La segunda prueba se basó en un asunto insignificante: beber agua. Las cosas pequeñas siempre sacan a la luz lo que somos. En aquellos días, tanto los judíos como los árabes, cuando viajaban cargaban sus pertenencias a sus espaldas. Había dos maneras de beber agua en el camino. Una era bajar la carga y arrodillarse, doblándose hasta el suelo para beber con la boca, y la otra era llevar el agua a la boca con la mano manteniendo la carga en la espalda. Esta última forma se empleaba para ahorrar tiempo y para mantenerse alerta en caso de ladrones. Entre los diez mil, nueve mil setecientos se agacharon para beber con la boca directamente en el agua, mientras que trescientos bebieron recogiendo agua en la mano y llevándola a la boca. Todos los que bebieron directamente con la boca fueron eliminados. Los que bebieron llevando el agua a la boca fueron seleccionados por Dios. La persona en quien la cruz ha obrado, aunque tenga la oportunidad de ser indulgente consigo misma, no lo hará. A esta clase de personas las puede usar Dios, pues El sólo puede usar a quienes están dispuestos a ser inmolados en la cruz.

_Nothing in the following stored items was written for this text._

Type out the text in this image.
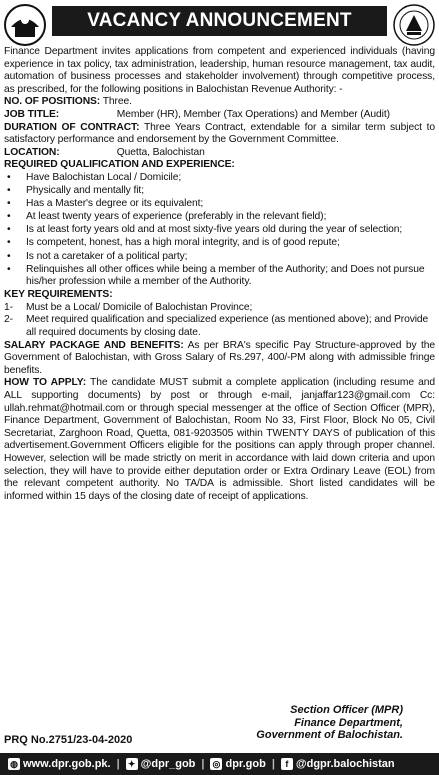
VACANCY ANNOUNCEMENT

Finance Department invites applications from competent and experienced individuals (having experience in tax policy, tax administration, leadership, human resource management, tax audit, automation of business processes and stakeholder involvement) through competitive process, as prescribed, for the following positions in Balochistan Revenue Authority: -

NO. OF POSITIONS: Three.

JOB TITLE:	Member (HR), Member (Tax Operations) and Member (Audit)

DURATION OF CONTRACT: Three Years Contract, extendable for a similar term subject to satisfactory performance and endorsement by the Government Committee.

LOCATION:	Quetta, Balochistan

REQUIRED QUALIFICATION AND EXPERIENCE:

• Have Balochistan Local / Domicile;
• Physically and mentally fit;
• Has a Master's degree or its equivalent;
• At least twenty years of experience (preferably in the relevant field);
• Is at least forty years old and at most sixty-five years old during the year of selection;
• Is competent, honest, has a high moral integrity, and is of good repute;
• Is not a caretaker of a political party;
• Relinquishes all other offices while being a member of the Authority; and Does not pursue his/her profession while a member of the Authority.

KEY REQUIREMENTS:

1- Must be a Local/ Domicile of Balochistan Province;
2- Meet required qualification and specialized experience (as mentioned above); and Provide all required documents by closing date.

SALARY PACKAGE AND BENEFITS: As per BRA's specific Pay Structure-approved by the Government of Balochistan, with Gross Salary of Rs.297, 400/-PM along with admissible fringe benefits.

HOW TO APPLY: The candidate MUST submit a complete application (including resume and ALL supporting documents) by post or through e-mail, janjaffar123@gmail.com Cc: ullah.rehmat@hotmail.com or through special messenger at the office of Section Officer (MPR), Finance Department, Government of Balochistan, Room No 33, First Floor, Block No 05, Civil Secretariat, Zarghoon Road, Quetta, 081-9203505 within TWENTY DAYS of publication of this advertisement.Government Officers eligible for the positions can apply through proper channel. However, selection will be made strictly on merit in accordance with laid down criteria and upon selection, they will have to provide either deputation order or Extra Ordinary Leave (EOL) from the relevant competent authority. No TA/DA is admissible. Short listed candidates will be informed within 15 days of the closing date of receipt of applications.

Section Officer (MPR)
Finance Department,
Government of Balochistan.
PRQ No.2751/23-04-2020
◍ www.dpr.gob.pk. | ✦ @dpr_gob | ◎ dpr.gob |	f @dgpr.balochistan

Los tres criterios por los cuales Dios selecciona a los vencedores son: (1) Que se entreguen incondicionalmente a la gloria de Dios (2) que no le teman a nada, y (3) que permitan que la cruz ponga fin a su yo. Uno puede juzgar por sí mismo si es un vencedor. Dios nos someterá a prueba, y pondrá en evidencia si somos vencedores o no. Solamente quienes conocen la victoria de la cruz podrán mantener dicha victoria.
Dios le dio a Gedeón trescientos hombres e hizo de ellos un solo cuerpo. La victoria de un solo individuo no tiene valor. Gedeón y aquellos trescientos hombres actuaron juntos y procedieron en unanimidad. La carne fue eliminada de ellos para que pudieran ser uno. Esta es la unidad que se tiene en el Espíritu y la vida que se experimenta en el Cuerpo. El Nuevo Testamento es una narración de reuniones más que de labor.
Aunque aquellos trescientos hombres ganaron la batalla, toda la congregación persiguió al enemigo. Los trescientos hombres fueron los que pelearon, pero toda la congregación recogió la cosecha. Cuando vencemos, el Cuerpo en su totalidad es avivado. Cuando permanecemos en el fondo del río, el beneficio no es sólo para nosotros, sino para todo el Cuerpo. “Y de mi parte completo en mi carne lo que falta de las aflicciones de Cristo por Su Cuerpo, que es la iglesia” (Col. 1:24). Para ser vencedores, tenemos que sufrir las murmuraciones de la gente, así como Gedeón sufrió las murmuraciones de los hombres de Efraín. Gedeón no solamente derrotó a los madianitas que vivían lejos del pueblo, sino también a los madianitas que estaban en medio del pueblo. Sólo personas así pueden vencer. Ellos estaban “cansados, más todavía persiguiendo” (Jue. 8:4b).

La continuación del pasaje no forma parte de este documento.